Der Kläger ist bei der Beklagten seit 2011 beschäftigt. Diese schloss mit der IG Metall im Jahr 2018 einen Haustarifvertrag, der eine Erhöhung der Entgelte in zwei Schritten (April 2018 und Mai 2019) um insgesamt 4,0 vH vorsah. Darüber hinaus war unter „betriebliche Themen“ vereinbart, dass die Beklagte bis zum 31. Dezember 2018 Betriebsvereinbarungen zu bestimmten Themen schließt und dazu erforderliche Baumaßnahmen durchführt. Weiterhin sollten bis zum 30. Juni 2019 sanitäre Einrichtungen grundsaniert werden. Anderenfalls „erfolgt zum 1. Juli 2019 eine weitere Erhöhung der Entgelte um 0,5 vH“. Nachdem die Sanierung am 30. Juni 2019 nicht vollständig abgeschlossen war, hat der Kläger für die nachfolgende Zeit die entsprechende Entgelterhöhung mit einem Zahlungs- und einem Feststellungsantrag geltend gemacht. Die Beklagte hat die Auffassung vertreten, die Regelung enthalte die Vereinbarung einer Vertragsstrafe, die unwirksam, jedenfalls aber nach § 343 BGB oder § 242 BGB herabzusetzen sei. Das Arbeitsgericht hat die Klage abgewiesen, das Landesarbeitsgericht dem Kläger ein um 0,1 vH höheres Entgelt zugesprochen.

Die Revision des Klägers hatte vor dem Vierten Senat des Bundesarbeitsgerichts Erfolg, während die Anschlussrevision der Beklagten weitgehend unbegründet war. Die Bedingung für die Entgelterhöhung iSd. § 158 Abs. 1 BGB ist aufgrund der unvollständigen Durchführung der vereinbarten Sanierungsmaßnahmen eingetreten. Bei der tarifvertraglichen Regelung handelt es sich nicht um eine Vertragsstrafe iSd. §§ 339 ff. BGB. Die Entgelterhöhung betrifft die Ausgestaltung der Hauptleistungspflichten der tarifgebundenen Arbeitsverhältnisse und dient daher anderen Zwecken als eine Vertragsstrafe. Mangels Anwendbarkeit der gesetzlichen Regelungen zur Vertragsstrafe kam eine Herabsetzung der Entgelterhöhung nach § 343 BGB nicht in Betracht. Ebenso schied eine solche auf Grundlage von § 242 BGB aus. Dem Zahlungsantrag war daher stattzugeben. Hinsichtlich des Feststellungsantrags war der Rechtsstreit aus prozessualen Gründen an das Landesarbeitsgericht zurückzuverweisen.
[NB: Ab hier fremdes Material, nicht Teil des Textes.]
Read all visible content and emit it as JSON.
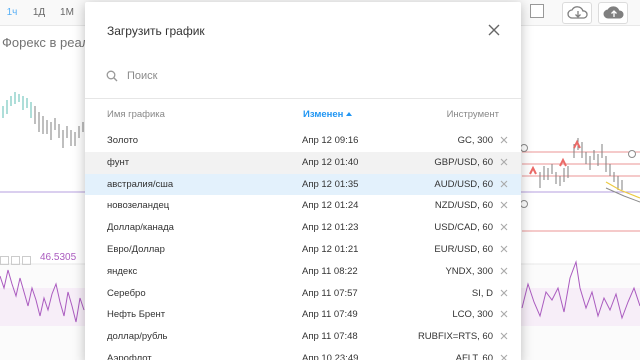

Bundesarbeitsgericht, Urteil vom 22. Februar 2023 – 4 AZR 68/22 –
vgl. Pressemitteilung Nr. 12/23 des Bundesarbeitsgerichts vom 22.02.2023
Vorinstanz: Landesarbeitsgericht Baden-Württemberg Kammern Freiburg, Urteil vom 15. Oktober 2021 – 10 Sa 76/20 –

Hinweise: Der Senat hat in zwei Parallelverfahren (- 4 AZR 73/22 – und – 4 AZR 74/22 -), in denen das Landesarbeitsgericht die Klagen ebenfalls überwiegend abgewiesen hatte, den Revisionen der Kläger stattgegeben und die Anschlussrevision der Beklagten zurückgewiesen.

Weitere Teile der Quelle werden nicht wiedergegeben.